Mark Wahlberg plays Mickey Ward, the welterweight boxing champ from Lowell, Mass., while a haggard Christian Bale throws himself into the role of Dicky Eklund, Mickey’s older half-brother and trainer. Dicky, a garrulous washed-up boxer who loves to boast about the time he knocked out Sugar Ray Leonard, is good at inadvertently stealing Mickey’s thunder. Loved by his townies and nicknamed the “Pride of Lowell,” he thinks he knows what’s best for his little brother, both in life and in the ring.
Unfortunately, Dicky’s flushing his credibility down the drain with a cocaine habit. Their mother, played by Melissa Leo, is no help. Acting as Micky’s manager, she turns a blind eye to her favored son’s addiction and, despite her good intentions, is a crummy manager.
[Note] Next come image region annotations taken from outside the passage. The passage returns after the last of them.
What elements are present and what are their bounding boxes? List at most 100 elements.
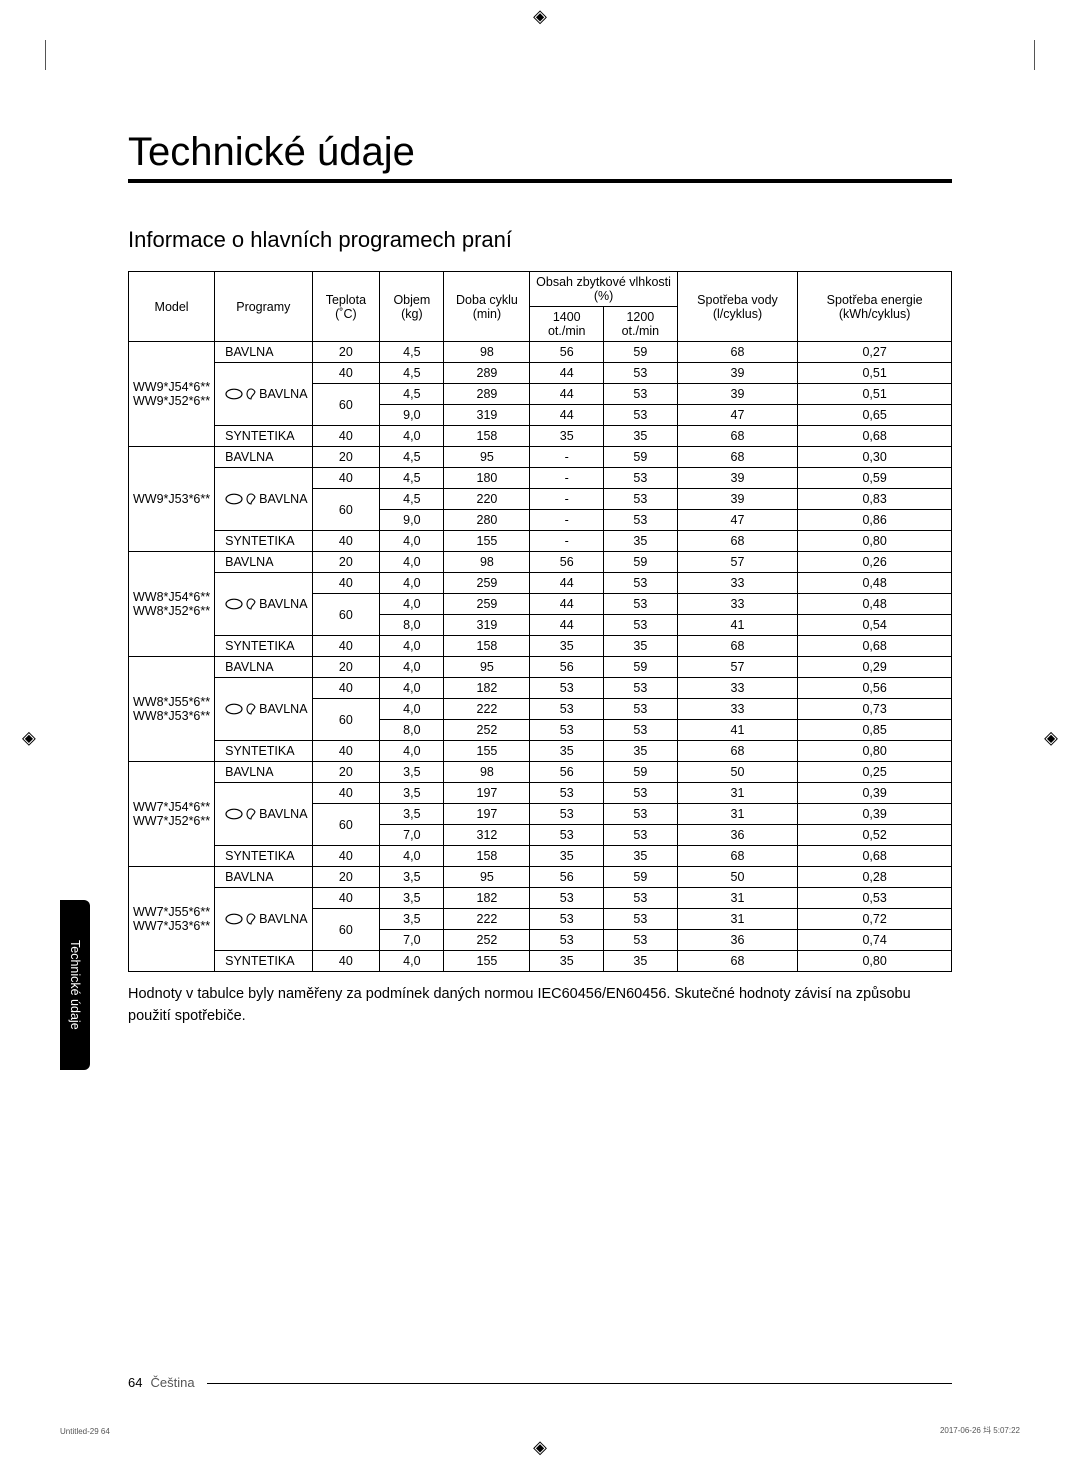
cell-dur: 95 <box>444 447 530 468</box>
cell-dur: 95 <box>444 867 530 888</box>
th-humidity: Obsah zbytkové vlhkosti (%) <box>530 272 677 307</box>
cell-temp: 40 <box>312 783 380 804</box>
cell-energy: 0,68 <box>798 426 952 447</box>
cell-temp: 40 <box>312 636 380 657</box>
cell-h1: 56 <box>530 342 604 363</box>
cell-dur: 319 <box>444 405 530 426</box>
th-volume: Objem (kg) <box>380 272 444 342</box>
cell-dur: 312 <box>444 825 530 846</box>
crop-mark <box>45 40 46 70</box>
cell-vol: 3,5 <box>380 804 444 825</box>
cell-water: 68 <box>677 741 798 762</box>
cell-temp: 20 <box>312 447 380 468</box>
cell-vol: 9,0 <box>380 405 444 426</box>
cell-water: 68 <box>677 531 798 552</box>
page-content: Technické údaje Informace o hlavních pro… <box>128 130 952 1028</box>
cell-dur: 259 <box>444 594 530 615</box>
cell-dur: 252 <box>444 720 530 741</box>
cell-program: BAVLNA <box>215 867 312 888</box>
cell-h2: 53 <box>604 888 678 909</box>
cell-vol: 4,0 <box>380 699 444 720</box>
cell-h2: 53 <box>604 909 678 930</box>
cell-energy: 0,83 <box>798 489 952 510</box>
table-row: BAVLNA403,51825353310,53 <box>129 888 952 909</box>
cell-h1: 53 <box>530 804 604 825</box>
cell-temp: 60 <box>312 594 380 636</box>
cell-energy: 0,74 <box>798 930 952 951</box>
cell-vol: 4,5 <box>380 384 444 405</box>
registration-mark-icon: ◈ <box>533 1437 547 1458</box>
cell-program: BAVLNA <box>215 783 312 846</box>
cell-model: WW8*J55*6**WW8*J53*6** <box>129 657 215 762</box>
cell-vol: 4,0 <box>380 552 444 573</box>
cell-model: WW9*J53*6** <box>129 447 215 552</box>
cell-dur: 222 <box>444 699 530 720</box>
cell-h1: - <box>530 531 604 552</box>
cell-vol: 8,0 <box>380 615 444 636</box>
cell-energy: 0,39 <box>798 804 952 825</box>
cell-dur: 158 <box>444 846 530 867</box>
th-temp: Teplota (˚C) <box>312 272 380 342</box>
page-number: 64 <box>128 1375 142 1390</box>
cell-dur: 98 <box>444 762 530 783</box>
cell-water: 68 <box>677 426 798 447</box>
cell-h1: - <box>530 510 604 531</box>
cell-energy: 0,68 <box>798 846 952 867</box>
cell-program: BAVLNA <box>215 342 312 363</box>
eco-bavlna-icon: BAVLNA <box>225 912 307 926</box>
cell-energy: 0,48 <box>798 594 952 615</box>
cell-vol: 4,5 <box>380 489 444 510</box>
cell-h1: 44 <box>530 405 604 426</box>
cell-h2: 59 <box>604 867 678 888</box>
cell-dur: 182 <box>444 888 530 909</box>
eco-bavlna-icon: BAVLNA <box>225 597 307 611</box>
table-row: BAVLNA404,02594453330,48 <box>129 573 952 594</box>
cell-water: 33 <box>677 573 798 594</box>
cell-h1: 53 <box>530 888 604 909</box>
cell-vol: 4,0 <box>380 951 444 972</box>
cell-energy: 0,26 <box>798 552 952 573</box>
cell-water: 68 <box>677 636 798 657</box>
cell-h2: 35 <box>604 636 678 657</box>
cell-energy: 0,28 <box>798 867 952 888</box>
cell-energy: 0,68 <box>798 636 952 657</box>
page-language: Čeština <box>150 1375 194 1390</box>
specs-table: Model Programy Teplota (˚C) Objem (kg) D… <box>128 271 952 972</box>
print-meta-left: Untitled-29 64 <box>60 1427 110 1436</box>
cell-vol: 4,5 <box>380 342 444 363</box>
cell-h1: 44 <box>530 384 604 405</box>
cell-temp: 40 <box>312 846 380 867</box>
cell-water: 68 <box>677 846 798 867</box>
cell-program: BAVLNA <box>215 363 312 426</box>
cell-temp: 20 <box>312 867 380 888</box>
eco-bavlna-icon: BAVLNA <box>225 492 307 506</box>
cell-water: 39 <box>677 363 798 384</box>
cell-program: SYNTETIKA <box>215 846 312 867</box>
cell-dur: 182 <box>444 678 530 699</box>
cell-h2: 59 <box>604 762 678 783</box>
cell-h2: 59 <box>604 657 678 678</box>
cell-water: 39 <box>677 489 798 510</box>
cell-h1: - <box>530 468 604 489</box>
cell-vol: 8,0 <box>380 720 444 741</box>
cell-dur: 98 <box>444 342 530 363</box>
cell-energy: 0,85 <box>798 720 952 741</box>
crop-mark <box>1034 40 1035 70</box>
cell-water: 68 <box>677 951 798 972</box>
cell-program: SYNTETIKA <box>215 951 312 972</box>
registration-mark-icon: ◈ <box>533 6 547 27</box>
cell-h2: 59 <box>604 342 678 363</box>
table-row: SYNTETIKA404,01583535680,68 <box>129 426 952 447</box>
cell-model: WW9*J54*6**WW9*J52*6** <box>129 342 215 447</box>
eco-bavlna-icon: BAVLNA <box>225 702 307 716</box>
cell-h1: 44 <box>530 573 604 594</box>
cell-energy: 0,80 <box>798 531 952 552</box>
table-row: BAVLNA404,01825353330,56 <box>129 678 952 699</box>
cell-vol: 7,0 <box>380 825 444 846</box>
cell-water: 41 <box>677 615 798 636</box>
cell-h1: 35 <box>530 426 604 447</box>
cell-h1: 56 <box>530 867 604 888</box>
cell-water: 50 <box>677 762 798 783</box>
cell-energy: 0,73 <box>798 699 952 720</box>
cell-temp: 60 <box>312 384 380 426</box>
Micky, sweet kid that he is, sticks with his mother and brother but is also hobbled by them — a fact that his new girlfriend (Amy Adams) is quick to point out.
The credit in “The Fighter” really goes to the sheer talent of the ensemble cast. Bale positively transforms for this role — emaciated but full of heart, he is about as far away from Batman as one could get. Leo is a riot as are the actresses who play her posse of cackling, obsequious daughters — all of them with matching feathered ’80s hair. Even Wahlberg, who has a tendency to come across as overly earnest in movies, is nicely understated here.
“The Fighter” can’t avoid a rote quality that comes with the territory of sports flicks. Still, Russell works superbly within the confines of a predictable story. He doesn’t dally on sentiment, and the boxing is paced the way you wish more boxing movies would pace bouts: packed with blood and grit but quick to climax.